Beth Parker's struggle to make doctors believe her didn't end after her diagnosis. Photo / Facebook
After being told by numerous doctors that the pain in her head was "just a migraine", 27-year-old British woman Beth Parker decided to take matters into her own hands.
She started planning her own funeral.
Doctors also told her she was crazy and making up her pain, referring her onto a psychiatrist.
After years of pain and seizures, she pushed to have an MRI.
What doctors found confirmed her fears — she had brain cancer.
"For months, I'd been telling my doctor that I had terrible migraines and pressure in the back of my head, which was getting worse, but I just kept being given painkillers," Parker told the Liverpool Echo, her local paper in the northern English city of Liverpool.
"On one occasion I had two seizures while I was waiting to be seen in A & E (Accident and Emergency department)."
Parker's symptoms reached a critical point, where she experienced vomiting, memory loss, seizures, vertigo, tinnitus, loss of bladder control and loss of sensation.
After pushing for an MRI in 2017, it was discovered that there was a lesion in Parker's brain stem and in the C1 vertebrae of her spine.
She was diagnosed with low-grade haemangioblastomatoma in her brain stem.
Even after the diagnosis, doctors were still sceptical about Parker.
"They (doctors) said I wouldn't see any growth until I was in my 40s," she said.
"They didn't want to do a biopsy, due to the extreme risks, and said they would watch and wait."
Parker's symptoms continued to worsen, but doctors disregarded her pleas for help.
"From then, my symptoms continued to get worse. I experienced vertigo and loss of feeling on one side, along with immense pressure in the back of my head," she said.
"I was even sent to a psychiatrist because the medics thought I was making it all up.
"They said it was impossible for my tumour to be causing these symptoms and that I had a functional neurological disorder, due to not coping with my diagnosis.

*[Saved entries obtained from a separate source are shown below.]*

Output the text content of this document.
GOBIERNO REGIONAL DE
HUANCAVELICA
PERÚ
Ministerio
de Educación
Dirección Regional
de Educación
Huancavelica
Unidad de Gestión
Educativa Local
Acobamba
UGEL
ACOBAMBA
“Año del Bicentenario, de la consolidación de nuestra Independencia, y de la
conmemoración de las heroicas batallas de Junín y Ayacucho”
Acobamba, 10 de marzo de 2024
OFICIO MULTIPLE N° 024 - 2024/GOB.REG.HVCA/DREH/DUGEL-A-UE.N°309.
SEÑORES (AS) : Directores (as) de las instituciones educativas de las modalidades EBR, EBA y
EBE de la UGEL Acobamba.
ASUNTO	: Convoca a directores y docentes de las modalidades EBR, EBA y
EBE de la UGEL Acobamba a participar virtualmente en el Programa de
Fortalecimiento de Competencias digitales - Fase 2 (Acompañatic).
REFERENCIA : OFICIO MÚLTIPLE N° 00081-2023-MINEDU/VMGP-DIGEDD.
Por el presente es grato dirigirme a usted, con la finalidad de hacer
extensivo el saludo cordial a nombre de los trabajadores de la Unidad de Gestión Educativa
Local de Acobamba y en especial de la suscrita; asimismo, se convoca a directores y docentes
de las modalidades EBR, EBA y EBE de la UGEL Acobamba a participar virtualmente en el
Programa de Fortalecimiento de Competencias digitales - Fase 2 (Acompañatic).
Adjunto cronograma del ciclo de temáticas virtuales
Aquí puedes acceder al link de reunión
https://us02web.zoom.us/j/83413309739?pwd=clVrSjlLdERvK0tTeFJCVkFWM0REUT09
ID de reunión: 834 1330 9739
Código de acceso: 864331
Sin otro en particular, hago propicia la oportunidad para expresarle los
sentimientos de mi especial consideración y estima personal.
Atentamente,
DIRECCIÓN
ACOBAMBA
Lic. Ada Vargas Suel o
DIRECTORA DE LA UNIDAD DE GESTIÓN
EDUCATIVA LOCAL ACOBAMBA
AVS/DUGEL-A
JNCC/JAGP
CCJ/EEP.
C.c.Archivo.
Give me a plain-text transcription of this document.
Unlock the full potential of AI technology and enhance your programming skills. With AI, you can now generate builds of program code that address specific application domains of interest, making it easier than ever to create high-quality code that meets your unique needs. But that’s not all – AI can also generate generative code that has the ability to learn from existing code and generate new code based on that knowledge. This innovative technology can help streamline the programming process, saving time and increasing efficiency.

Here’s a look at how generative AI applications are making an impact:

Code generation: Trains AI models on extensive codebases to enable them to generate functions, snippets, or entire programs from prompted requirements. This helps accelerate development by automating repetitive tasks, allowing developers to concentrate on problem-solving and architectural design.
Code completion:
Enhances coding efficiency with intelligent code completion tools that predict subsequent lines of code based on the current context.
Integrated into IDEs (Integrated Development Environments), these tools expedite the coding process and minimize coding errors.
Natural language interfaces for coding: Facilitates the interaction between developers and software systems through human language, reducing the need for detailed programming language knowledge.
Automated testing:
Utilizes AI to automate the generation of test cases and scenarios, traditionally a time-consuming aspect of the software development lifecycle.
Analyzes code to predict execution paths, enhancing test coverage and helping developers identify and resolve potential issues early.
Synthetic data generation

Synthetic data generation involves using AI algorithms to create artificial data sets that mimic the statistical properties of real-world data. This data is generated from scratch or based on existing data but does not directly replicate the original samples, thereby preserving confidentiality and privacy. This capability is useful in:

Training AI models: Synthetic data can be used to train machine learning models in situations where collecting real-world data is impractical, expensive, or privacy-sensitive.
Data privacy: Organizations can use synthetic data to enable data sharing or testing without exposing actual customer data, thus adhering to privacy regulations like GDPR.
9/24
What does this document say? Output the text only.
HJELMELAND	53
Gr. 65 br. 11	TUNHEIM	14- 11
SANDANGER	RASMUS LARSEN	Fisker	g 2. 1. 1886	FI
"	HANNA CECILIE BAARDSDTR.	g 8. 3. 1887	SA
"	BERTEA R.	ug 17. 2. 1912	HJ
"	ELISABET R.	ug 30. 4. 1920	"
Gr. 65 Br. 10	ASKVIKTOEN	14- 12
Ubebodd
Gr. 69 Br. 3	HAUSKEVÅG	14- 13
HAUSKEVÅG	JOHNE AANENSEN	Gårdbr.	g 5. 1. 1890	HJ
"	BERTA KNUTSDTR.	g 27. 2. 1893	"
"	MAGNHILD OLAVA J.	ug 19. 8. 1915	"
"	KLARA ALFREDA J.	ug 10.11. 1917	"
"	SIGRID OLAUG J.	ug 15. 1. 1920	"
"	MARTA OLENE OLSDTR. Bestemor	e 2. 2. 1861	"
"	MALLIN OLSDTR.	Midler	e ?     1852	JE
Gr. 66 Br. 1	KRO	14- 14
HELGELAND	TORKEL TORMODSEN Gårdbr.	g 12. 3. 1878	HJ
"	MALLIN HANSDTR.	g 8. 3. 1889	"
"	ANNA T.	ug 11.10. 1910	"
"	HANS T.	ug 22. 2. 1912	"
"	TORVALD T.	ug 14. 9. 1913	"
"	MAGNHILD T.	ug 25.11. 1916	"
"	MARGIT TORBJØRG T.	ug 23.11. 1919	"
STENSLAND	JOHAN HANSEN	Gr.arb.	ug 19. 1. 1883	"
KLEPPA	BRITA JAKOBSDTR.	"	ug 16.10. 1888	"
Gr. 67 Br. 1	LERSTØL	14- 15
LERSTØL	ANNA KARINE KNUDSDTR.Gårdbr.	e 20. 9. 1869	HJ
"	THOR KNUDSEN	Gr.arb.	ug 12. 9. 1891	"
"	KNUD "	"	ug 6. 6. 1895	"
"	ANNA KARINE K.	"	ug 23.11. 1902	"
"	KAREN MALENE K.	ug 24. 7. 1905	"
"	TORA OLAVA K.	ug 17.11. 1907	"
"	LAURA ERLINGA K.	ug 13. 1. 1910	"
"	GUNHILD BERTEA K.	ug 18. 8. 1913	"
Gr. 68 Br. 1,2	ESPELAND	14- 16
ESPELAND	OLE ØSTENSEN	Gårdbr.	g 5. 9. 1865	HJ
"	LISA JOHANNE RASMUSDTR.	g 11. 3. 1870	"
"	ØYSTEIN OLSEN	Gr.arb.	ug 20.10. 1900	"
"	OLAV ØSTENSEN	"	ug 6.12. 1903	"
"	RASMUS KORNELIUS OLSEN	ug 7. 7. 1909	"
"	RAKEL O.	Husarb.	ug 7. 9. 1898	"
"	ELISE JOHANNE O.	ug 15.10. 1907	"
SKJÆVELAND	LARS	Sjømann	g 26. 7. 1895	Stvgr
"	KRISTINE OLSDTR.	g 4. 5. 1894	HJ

I knew this just wasn't true."
By 2019, Parker's health had deteriorated so much that doctors said she needed urgent surgery to remove the tumours.
"There was a chance I would never walk again, never breathe for myself again," she said.
"There was a possibility I would be paralysed completely or down one side. There was a risk of stroke and, of course, death."
It was at this point she started planning her own funeral.
"I wrote everyone close to me a letter," she said.
"I wrote a list of my passwords and what to do with my animals.
"I planned all the details for my funeral. It was honestly incredibly hard to do, just thinking how would everyone cope if they lost me was just heart-breaking."
"The first thing I remember thinking when I woke up was, 'I can wiggle my big toe!' and the relief I got, realising I wasn't paralysed, was amazing."
Now Parker is trying to raise awareness about brain tumours, so that doctors listen to others.
"During my own journey I was shocked at the countless amount of medical professionals that didn't know my symptoms were red flags for a brain-stem tumour and how I was treated because of this," she said.
Parker is now working with the charity Brain Tumour Research to help raise awareness of the disease.
She has also set up her own fundraising page, with all proceeds going towards more research into brain cancers.